Paysages de la Côte vermeille entre Banyuls et Port-Vendres (66)

Relier à pied Banyuls et Port-Vendres, c’est surplomber la Méditerranée pendant près de 4 heures de marche, sans se presser. Le matin, les couleurs sont toujours plus belles et on ne croise pas grand monde sur ce sentier du littoral qui serpente entre les pins parasols, les agaves, les cristes marines ou le romarin.
© Janet MOLINS


La Côte Vermeille au lever du soleil (66)

Ce n'est un secret pour personne, j'adore ma terre catalane. Dès que j'en ai l'occasion, j'y "redescends", ne manquant pas à chaque fois d'en ramener quelques clichés. Ce matin de décembre, j'avais décidé d'admirer le lever du soleil sur la mer depuis le pied de la tour médiévale de la Madeloc, perchée sur les hauteurs des Albères. Là, par une tramontane d'une incroyable vigueur, j'ai eu toutes les peines du monde à maintenir mon trépied debout. Et contrairement à ce que la photo pourrait laisser penser, il faisait sacrément froid, là-haut. Pas assez cependant pour m'empêcher de contempler ces fabuleuses couleurs qu'offre la Côte Vermeille avant que le soleil n'émerge de l'horizon bleuté... Ici, la baie de Port-Vendres au centre, le cap Béar de suite à droite et l'anse de Paulilles qui s'ouvre vers le sud, dominée par le hameau de Cosprons. A l'extrême gauche, on devine Collioure, que surmonte à sa droite le fort Saint-Elme. Au premier plan, vignes, garrigue et maquis méditerranéen se disputent les premiers contreforts des Pyrénées.

Photo Janet MOLINS ©


Lever de soleil sur le Cap Béar depuis la plage de Paulilles (66)

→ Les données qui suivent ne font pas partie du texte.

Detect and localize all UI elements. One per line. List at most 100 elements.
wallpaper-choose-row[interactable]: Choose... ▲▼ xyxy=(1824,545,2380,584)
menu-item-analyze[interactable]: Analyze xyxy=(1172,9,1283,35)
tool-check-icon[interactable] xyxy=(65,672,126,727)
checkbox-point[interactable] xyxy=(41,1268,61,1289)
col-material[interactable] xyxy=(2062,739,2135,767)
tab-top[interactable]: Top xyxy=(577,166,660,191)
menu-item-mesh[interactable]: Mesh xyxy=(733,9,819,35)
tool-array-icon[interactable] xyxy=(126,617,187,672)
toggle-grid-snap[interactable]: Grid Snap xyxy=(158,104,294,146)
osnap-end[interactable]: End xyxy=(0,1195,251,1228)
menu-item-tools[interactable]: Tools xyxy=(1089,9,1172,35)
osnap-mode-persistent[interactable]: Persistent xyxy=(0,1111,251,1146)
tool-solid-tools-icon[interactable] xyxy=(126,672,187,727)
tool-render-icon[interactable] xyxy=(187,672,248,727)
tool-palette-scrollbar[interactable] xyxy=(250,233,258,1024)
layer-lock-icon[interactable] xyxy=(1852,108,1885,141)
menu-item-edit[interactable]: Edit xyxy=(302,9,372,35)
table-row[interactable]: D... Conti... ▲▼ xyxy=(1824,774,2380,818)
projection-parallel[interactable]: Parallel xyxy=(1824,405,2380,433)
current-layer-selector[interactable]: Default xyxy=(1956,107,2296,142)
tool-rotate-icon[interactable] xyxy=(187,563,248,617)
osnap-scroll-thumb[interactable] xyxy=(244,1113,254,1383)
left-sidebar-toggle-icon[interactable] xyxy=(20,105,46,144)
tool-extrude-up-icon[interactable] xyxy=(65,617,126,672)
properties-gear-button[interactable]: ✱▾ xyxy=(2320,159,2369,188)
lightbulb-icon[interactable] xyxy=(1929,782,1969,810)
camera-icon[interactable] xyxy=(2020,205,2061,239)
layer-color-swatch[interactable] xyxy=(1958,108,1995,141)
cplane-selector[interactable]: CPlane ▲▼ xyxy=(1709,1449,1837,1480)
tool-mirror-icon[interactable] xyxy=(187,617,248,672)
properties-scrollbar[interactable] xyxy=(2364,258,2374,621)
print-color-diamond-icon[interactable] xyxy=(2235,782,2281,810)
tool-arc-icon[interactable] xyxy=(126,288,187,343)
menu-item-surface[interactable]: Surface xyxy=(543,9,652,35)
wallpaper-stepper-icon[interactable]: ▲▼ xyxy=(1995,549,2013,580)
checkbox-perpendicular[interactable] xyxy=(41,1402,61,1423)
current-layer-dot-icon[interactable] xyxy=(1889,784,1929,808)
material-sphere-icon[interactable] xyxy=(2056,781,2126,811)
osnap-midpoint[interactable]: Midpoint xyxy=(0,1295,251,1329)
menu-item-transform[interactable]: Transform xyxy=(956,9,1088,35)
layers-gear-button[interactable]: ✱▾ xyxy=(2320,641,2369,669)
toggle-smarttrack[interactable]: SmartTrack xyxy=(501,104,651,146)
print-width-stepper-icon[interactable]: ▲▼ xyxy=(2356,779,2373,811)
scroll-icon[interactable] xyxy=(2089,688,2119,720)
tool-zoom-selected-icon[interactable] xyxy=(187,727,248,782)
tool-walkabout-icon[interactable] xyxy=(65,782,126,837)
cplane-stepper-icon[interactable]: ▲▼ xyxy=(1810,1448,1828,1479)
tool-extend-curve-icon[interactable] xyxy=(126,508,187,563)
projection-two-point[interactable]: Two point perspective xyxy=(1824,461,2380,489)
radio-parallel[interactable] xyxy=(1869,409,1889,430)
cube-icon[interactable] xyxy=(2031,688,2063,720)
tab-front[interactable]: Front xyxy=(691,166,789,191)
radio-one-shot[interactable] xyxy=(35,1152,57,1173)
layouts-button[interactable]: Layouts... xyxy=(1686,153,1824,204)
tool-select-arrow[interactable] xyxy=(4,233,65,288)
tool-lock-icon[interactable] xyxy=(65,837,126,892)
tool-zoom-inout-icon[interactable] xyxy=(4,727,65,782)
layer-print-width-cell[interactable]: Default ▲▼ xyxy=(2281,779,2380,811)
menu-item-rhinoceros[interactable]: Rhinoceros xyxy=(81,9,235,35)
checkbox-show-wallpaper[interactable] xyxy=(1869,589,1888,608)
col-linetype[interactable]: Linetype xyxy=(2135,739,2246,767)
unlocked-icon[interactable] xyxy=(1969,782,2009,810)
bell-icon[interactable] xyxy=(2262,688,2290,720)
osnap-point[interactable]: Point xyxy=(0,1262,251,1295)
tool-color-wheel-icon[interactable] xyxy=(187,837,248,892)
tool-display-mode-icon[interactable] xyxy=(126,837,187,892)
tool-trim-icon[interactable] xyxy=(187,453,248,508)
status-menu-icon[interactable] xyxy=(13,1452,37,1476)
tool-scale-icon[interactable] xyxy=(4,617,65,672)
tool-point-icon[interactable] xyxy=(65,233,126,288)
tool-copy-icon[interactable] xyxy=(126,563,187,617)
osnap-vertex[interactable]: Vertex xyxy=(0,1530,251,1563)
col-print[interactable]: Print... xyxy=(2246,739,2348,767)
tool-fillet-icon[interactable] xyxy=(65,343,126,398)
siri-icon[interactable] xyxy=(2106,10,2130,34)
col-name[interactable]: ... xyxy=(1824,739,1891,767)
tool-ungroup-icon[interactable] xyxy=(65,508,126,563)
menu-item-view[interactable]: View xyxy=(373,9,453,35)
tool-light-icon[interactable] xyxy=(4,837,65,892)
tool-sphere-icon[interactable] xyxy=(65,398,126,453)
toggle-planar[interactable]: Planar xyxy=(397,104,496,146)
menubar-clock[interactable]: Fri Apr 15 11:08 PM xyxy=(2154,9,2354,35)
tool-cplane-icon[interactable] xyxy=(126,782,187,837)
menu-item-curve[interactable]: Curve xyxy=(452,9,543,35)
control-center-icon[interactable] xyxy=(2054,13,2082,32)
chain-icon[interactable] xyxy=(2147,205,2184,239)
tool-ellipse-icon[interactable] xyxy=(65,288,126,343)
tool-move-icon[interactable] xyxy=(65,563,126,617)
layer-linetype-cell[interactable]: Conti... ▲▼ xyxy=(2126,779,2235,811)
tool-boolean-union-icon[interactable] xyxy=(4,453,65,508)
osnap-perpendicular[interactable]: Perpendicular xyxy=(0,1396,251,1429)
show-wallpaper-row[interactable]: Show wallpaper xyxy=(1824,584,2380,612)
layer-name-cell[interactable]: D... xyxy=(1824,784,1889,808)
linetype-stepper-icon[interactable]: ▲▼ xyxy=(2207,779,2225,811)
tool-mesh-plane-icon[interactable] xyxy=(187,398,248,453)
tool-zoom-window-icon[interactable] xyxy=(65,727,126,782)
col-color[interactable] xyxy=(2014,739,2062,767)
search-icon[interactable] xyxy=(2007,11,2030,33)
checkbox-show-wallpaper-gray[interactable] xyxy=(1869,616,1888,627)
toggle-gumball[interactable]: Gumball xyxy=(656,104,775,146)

Il y a des matins où la nature met tout en oeuvre pour que ça se passe bien. Mer d'huile, température clémente, tapis de nuages rétro-éclairé par les premières lueurs de l'aube, lumière que l'on devine divine, chemin relativement accessible... Alors quand les amis sont là et ont pensé à apporter le café, que la petite soeur de Strasbourg est venue apprécier le spectacle et que ma petite fée s'affaire aussi au bord de l'eau, tout semble réuni pour un moment photographique d'exception. Sauf que, sauf que, des fois, le photographe se vautre lamentablement. Pas dans l'eau, hein. Quoique cette éventualité, en plein été, ne m'eût pas dérangé. Non, un vautrage photographique. J'avais une idée de composition en tête, que je comptais coupler à une pose très longue. Un exercice qui nécessite un filtre spécial - que j'avais avec moi - mais aussi quelques petits ajustements techniques obligatoires pour ne pas rater la prise de vue. Et ce jour-là, j'ai oublié une étape cruciale : fermer le viseur arrière de mon reflex. Résultat : une grosse traînée blanche de lumière sur mon cliché, dont la réalisation avait pris plus de 30 minutes... Fail, comme disent les geeks. Et comme la plus belle lumière est toujours furtive, j'ai du me contenter de miettes pour "sauver" ma sortie photo. Même compo, mais une lumière déjà moins jolie, dont je vous livre deux interprétations ici, à moins d'une demi-heure d'intervalle, toujours en pose longue (viseur fermé ces fois-ci !).